Synthesis of 1-(1H-benzimidazol-2-ylmethyl)piperidin-4-one (3)
As shown in Scheme 1, 4-piperidone hydrochloride (0.7 gm, 0.005 mol) and 2-chloromethylbenzimidazole (0.81 gm, 0.005 mol) were taken in a round-bottomed flask containing 10 ml of DMF (dimethyl formamide). To this reaction mixture, 0.7 ml (0.005 mol) of TEA (triethylamine) was added and was refluxed for 7 h. The reaction progress was measured by taking TLC at periodic intervals. After the completion of the reaction, the contents were transferred into crushed ice. This mixture was further refrigerated for another 12 h. Finally, the precipitate was filtered under vacuum and recrystallized using methanol to obtain the pure product.
Synthesis of (3E,5E)-1-(1H-benzimidazol-2-ylmethyl)-3,5-bis(furan-2-ylmethylidene)piperidin-4-one (B1)

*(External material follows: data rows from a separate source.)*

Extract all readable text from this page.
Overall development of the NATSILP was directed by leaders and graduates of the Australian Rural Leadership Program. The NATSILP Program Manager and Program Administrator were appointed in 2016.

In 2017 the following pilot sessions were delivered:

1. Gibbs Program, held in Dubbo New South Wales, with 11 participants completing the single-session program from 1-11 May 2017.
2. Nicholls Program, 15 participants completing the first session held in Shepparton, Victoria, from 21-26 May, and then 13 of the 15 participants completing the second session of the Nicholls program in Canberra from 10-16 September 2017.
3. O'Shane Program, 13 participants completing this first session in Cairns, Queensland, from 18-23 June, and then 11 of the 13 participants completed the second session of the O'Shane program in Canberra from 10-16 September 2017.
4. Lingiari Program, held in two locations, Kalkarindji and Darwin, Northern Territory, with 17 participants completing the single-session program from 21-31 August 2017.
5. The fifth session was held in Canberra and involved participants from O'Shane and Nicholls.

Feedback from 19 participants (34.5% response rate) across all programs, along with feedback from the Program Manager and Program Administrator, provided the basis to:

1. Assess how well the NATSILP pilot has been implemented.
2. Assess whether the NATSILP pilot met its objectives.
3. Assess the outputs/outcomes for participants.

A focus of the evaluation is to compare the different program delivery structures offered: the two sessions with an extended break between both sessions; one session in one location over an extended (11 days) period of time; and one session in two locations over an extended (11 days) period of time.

The method reported by Kalai et al. and Katsori et al.was employed to synthesize compound B1 as depicted in Scheme 1 (Kálai et al. 2011; Katsori et al. 2011). Furfural (1.82 ml, 0.022 mol) and 1-(1H-benzimidazol-2-ylmethyl)piperidin-4-one (2.3 g, 0.01 mol) prepared in the first step were taken in an Erlenmeyer flask. A solution of 12 ml ethanol and 20 ml of 10% NaOH was prepared and cooled to 20 °C. At room temperature, it was added to the mixture of furfural and compound 3 with stirring. The reaction was monitored using TLC, and after 2 h, the product was precipitated by cooling the reaction mixture in an ice bath. Finally, the precipitate was filtered under vacuum and recrystallized using methanol and acetonitrile (1:1) to obtain the pure product.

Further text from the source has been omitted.